Régis Dubrule, fundador da Tok&Stok, critica a fusão com a Mobly, chamando-a de "abraço de afogados"

Djamilla Ribeiro MartinsPor Djamilla Ribeiro Martins5 min de leitura
Mobly Tok&Stok

No cenário agitado do varejo brasileiro, um novo episódio chamou a atenção do mercado: a fusão proposta entre a Tok&Stok e a Mobly. Anunciada com grande alarde, a operação foi aplaudida como um passo estratégico para criar a maior rede de móveis e decoração da América Latina, com uma receita anual projetada de R$ 1,6 bilhão. 

No entanto, a proposta gerou divisões significativas entre os principais envolvidos. Régis Dubrule, cofundador da Tok&Stok, disparou críticas contundentes contra o acordo, alegando que a união pode ser prejudicial para ambas as empresas.

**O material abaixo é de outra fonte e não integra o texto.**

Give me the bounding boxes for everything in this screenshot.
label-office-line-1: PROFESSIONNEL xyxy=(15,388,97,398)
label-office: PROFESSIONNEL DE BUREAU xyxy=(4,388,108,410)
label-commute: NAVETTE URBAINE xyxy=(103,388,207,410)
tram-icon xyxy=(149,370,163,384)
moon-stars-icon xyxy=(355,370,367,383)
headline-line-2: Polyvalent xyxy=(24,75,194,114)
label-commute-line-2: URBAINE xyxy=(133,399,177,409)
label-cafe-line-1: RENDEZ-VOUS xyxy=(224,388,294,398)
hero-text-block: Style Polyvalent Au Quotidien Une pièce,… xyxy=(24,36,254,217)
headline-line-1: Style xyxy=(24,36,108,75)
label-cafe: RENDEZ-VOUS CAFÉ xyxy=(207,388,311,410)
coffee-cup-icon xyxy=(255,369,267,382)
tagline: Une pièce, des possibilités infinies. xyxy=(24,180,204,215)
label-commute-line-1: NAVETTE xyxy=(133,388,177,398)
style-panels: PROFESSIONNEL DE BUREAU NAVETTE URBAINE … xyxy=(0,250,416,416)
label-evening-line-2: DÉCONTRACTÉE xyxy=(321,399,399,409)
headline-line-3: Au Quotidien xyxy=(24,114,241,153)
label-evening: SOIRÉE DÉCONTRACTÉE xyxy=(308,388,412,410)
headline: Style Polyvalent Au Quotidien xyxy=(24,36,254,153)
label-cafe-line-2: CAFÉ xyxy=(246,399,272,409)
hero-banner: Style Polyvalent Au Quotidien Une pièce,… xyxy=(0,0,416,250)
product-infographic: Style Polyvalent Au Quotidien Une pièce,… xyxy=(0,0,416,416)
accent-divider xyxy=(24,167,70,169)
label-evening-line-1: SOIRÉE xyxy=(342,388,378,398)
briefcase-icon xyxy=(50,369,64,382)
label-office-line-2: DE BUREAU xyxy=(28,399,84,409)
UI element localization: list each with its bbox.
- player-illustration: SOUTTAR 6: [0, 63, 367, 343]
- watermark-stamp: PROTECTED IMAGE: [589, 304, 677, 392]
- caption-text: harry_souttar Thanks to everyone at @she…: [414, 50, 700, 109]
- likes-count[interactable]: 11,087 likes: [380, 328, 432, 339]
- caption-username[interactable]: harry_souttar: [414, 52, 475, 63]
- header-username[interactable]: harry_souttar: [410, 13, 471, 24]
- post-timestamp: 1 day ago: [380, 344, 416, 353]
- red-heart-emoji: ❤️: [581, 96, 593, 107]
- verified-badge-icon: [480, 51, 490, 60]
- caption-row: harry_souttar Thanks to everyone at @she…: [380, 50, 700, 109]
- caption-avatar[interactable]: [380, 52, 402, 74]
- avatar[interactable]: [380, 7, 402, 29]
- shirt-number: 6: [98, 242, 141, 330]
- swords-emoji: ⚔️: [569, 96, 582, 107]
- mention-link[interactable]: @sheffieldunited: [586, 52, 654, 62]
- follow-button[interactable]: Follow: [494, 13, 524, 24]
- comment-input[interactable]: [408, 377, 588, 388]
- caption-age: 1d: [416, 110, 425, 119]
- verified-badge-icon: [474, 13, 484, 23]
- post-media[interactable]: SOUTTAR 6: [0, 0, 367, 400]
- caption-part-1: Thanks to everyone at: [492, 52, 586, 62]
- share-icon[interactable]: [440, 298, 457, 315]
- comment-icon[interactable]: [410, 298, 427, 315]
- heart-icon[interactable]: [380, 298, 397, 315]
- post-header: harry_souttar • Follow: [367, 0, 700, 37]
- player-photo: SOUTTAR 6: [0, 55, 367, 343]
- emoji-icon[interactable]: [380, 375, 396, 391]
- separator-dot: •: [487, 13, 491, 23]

Leia mais: Fim da Mobly e Tok&Stok? Veja o que vai acontecer com essas duas empresas

A Fusão em Debate

A Promessa da Fusão

A proposta de fusão entre a Tok&Stok e a Mobly, divulgada no início do mês passado, visava criar uma gigante do varejo de móveis e decoração. A combinação prometia ganhos de escala, sinergias e uma renegociação bancária que poderia fortalecer a posição das empresas no mercado. Para muitos, a união parecia uma oportunidade de expansão e fortalecimento.

Críticas de Régis Dubrule

No entanto, Régis Dubrule, que fundou a Tok&Stok em 1978 junto com sua esposa Ghislaine, vê a fusão de maneira completamente diferente. Em uma entrevista exclusiva ao Estadão/Broadcast, Dubrule descreveu a fusão como um “abraço de afogados”, sugerindo que a união pode levar ambas as empresas à falência. 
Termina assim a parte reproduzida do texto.